The Coptic Orthodox Church is developing a multi-million dollar Melbourne CBD high-rise to house its newest parish.

At each corner of the A$90 million development, four steel boxes containing gospels have been lowered into the ground.

In the centre, a time capsule was buried.

It contained the Bible, a wooden cross, money, the newspaper of the day and a declaration of the building’s purpose and names of the clergy present.

“This is a tradition going back to the Scriptures,” the head of the diocese of Melbourne, Bishop Suriel, said.

“We wanted to put those foundations there so that if a long time from now this building is ever knocked down people will know its significance, they will know it was a Coptic site.”
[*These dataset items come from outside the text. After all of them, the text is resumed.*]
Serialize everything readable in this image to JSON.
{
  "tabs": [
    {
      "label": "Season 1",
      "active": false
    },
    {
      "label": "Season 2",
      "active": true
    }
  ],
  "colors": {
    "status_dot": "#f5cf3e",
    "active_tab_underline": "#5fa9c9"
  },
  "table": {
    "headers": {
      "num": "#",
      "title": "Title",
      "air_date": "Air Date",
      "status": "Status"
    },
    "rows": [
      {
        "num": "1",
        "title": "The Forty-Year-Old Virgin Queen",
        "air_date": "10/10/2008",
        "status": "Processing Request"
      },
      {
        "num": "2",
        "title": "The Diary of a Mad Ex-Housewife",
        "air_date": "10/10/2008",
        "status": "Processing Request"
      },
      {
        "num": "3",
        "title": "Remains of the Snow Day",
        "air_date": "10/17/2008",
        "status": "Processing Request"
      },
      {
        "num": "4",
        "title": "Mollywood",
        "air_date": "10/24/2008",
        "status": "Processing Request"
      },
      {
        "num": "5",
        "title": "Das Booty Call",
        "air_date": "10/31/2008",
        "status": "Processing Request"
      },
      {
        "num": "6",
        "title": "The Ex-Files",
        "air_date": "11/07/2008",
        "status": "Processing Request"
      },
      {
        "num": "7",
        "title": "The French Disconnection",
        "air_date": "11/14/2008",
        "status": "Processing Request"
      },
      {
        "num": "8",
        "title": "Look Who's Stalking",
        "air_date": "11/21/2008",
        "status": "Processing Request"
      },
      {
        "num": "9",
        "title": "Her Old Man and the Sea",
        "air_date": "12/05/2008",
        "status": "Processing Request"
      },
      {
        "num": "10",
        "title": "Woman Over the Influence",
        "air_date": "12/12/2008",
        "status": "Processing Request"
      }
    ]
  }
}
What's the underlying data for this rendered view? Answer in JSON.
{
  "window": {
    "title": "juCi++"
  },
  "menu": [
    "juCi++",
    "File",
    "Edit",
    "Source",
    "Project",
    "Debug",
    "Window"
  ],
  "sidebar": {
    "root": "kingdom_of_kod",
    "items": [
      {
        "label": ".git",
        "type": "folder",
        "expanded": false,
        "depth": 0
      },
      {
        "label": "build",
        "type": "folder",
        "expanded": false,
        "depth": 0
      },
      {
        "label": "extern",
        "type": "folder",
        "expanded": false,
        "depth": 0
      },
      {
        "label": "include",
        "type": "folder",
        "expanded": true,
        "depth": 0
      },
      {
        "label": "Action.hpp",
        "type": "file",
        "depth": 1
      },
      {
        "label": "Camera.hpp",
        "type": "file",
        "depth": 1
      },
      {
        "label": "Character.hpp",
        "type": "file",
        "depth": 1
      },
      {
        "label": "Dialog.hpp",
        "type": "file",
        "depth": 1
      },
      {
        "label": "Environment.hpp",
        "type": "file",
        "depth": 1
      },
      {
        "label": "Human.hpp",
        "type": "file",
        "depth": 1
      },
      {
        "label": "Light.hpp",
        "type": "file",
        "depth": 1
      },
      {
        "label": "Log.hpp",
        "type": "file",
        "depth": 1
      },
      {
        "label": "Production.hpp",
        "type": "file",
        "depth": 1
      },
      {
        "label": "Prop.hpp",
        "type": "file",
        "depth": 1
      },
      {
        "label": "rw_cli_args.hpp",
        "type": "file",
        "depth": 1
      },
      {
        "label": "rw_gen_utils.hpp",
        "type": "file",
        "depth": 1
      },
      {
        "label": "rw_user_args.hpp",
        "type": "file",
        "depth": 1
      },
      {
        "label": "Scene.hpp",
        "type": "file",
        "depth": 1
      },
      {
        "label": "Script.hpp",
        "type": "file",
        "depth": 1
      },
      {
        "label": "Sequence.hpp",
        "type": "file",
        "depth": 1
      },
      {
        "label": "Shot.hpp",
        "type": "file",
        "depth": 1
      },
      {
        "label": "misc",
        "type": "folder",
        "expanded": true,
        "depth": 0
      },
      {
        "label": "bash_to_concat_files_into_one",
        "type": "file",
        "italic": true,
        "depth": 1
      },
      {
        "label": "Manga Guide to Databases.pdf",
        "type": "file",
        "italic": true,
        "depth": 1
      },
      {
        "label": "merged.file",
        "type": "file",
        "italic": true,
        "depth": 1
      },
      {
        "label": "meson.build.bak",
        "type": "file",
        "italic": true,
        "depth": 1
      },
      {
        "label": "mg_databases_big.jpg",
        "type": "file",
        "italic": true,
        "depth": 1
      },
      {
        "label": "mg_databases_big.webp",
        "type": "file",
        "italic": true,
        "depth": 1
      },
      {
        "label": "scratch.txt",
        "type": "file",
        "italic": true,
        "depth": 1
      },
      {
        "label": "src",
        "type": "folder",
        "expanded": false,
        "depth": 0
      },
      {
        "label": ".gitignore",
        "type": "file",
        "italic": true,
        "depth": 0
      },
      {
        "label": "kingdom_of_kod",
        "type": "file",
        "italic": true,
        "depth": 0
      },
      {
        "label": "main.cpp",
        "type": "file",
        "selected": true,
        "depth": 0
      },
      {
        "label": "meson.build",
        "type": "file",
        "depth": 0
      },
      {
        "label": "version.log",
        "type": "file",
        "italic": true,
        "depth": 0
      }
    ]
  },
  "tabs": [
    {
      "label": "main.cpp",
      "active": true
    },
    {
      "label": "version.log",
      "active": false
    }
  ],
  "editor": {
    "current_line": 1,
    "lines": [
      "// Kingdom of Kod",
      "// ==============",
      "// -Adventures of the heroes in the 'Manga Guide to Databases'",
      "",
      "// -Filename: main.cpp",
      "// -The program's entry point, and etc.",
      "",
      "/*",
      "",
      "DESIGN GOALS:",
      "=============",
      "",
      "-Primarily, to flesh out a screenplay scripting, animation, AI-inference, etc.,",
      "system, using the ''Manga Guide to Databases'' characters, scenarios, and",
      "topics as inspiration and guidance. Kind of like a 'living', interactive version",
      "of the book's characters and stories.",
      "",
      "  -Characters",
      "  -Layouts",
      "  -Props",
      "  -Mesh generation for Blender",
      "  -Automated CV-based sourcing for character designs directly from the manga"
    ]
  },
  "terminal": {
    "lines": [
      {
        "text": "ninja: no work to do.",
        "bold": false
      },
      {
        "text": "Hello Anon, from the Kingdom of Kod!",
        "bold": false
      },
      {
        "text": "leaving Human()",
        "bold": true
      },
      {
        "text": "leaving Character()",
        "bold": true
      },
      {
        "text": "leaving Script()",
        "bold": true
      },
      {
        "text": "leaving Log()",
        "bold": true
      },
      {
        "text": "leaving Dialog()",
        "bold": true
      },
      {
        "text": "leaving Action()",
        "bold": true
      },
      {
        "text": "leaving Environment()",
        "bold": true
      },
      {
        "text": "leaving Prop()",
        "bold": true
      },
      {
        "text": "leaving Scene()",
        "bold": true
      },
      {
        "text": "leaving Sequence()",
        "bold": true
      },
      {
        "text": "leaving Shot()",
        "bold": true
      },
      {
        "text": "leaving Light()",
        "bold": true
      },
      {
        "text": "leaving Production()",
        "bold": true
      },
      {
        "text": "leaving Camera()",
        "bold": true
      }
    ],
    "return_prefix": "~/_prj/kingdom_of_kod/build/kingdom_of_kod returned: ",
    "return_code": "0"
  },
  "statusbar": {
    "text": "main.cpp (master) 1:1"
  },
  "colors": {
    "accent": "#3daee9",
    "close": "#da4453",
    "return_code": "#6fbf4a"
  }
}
The 44-storey Eporo Tower is a collaboration between the Coptic Orthodox Church and Singaporean investment company Ho Bee.

It is due to be completed at the end of next year.

The lower levels of the tower will include a place of worship for the church’s 20,000 Victorian followers, a hall, classrooms and campus for its theological college.

The building’s 307 one and two-bedroom apartments have been sold.

Fr Mark Attalla, who scoured the city for a suitable site, said the development was aimed at building a community around the parish.

“We wanted to have a church within a community; the bottom floor being commercial, the next three and a half floors spiritual and the rest residential,” he said.

Bishop Suriel said he believed other churches would be watching the mixed-use development model with interest.

The blade-like high-rise will have classic finishes including six five-metre high stained-glass windows facing the street and a Coptic cross motif adorning the cladding of the tower.

The city block where the development is being built was once home to a gay sauna for more than three decades.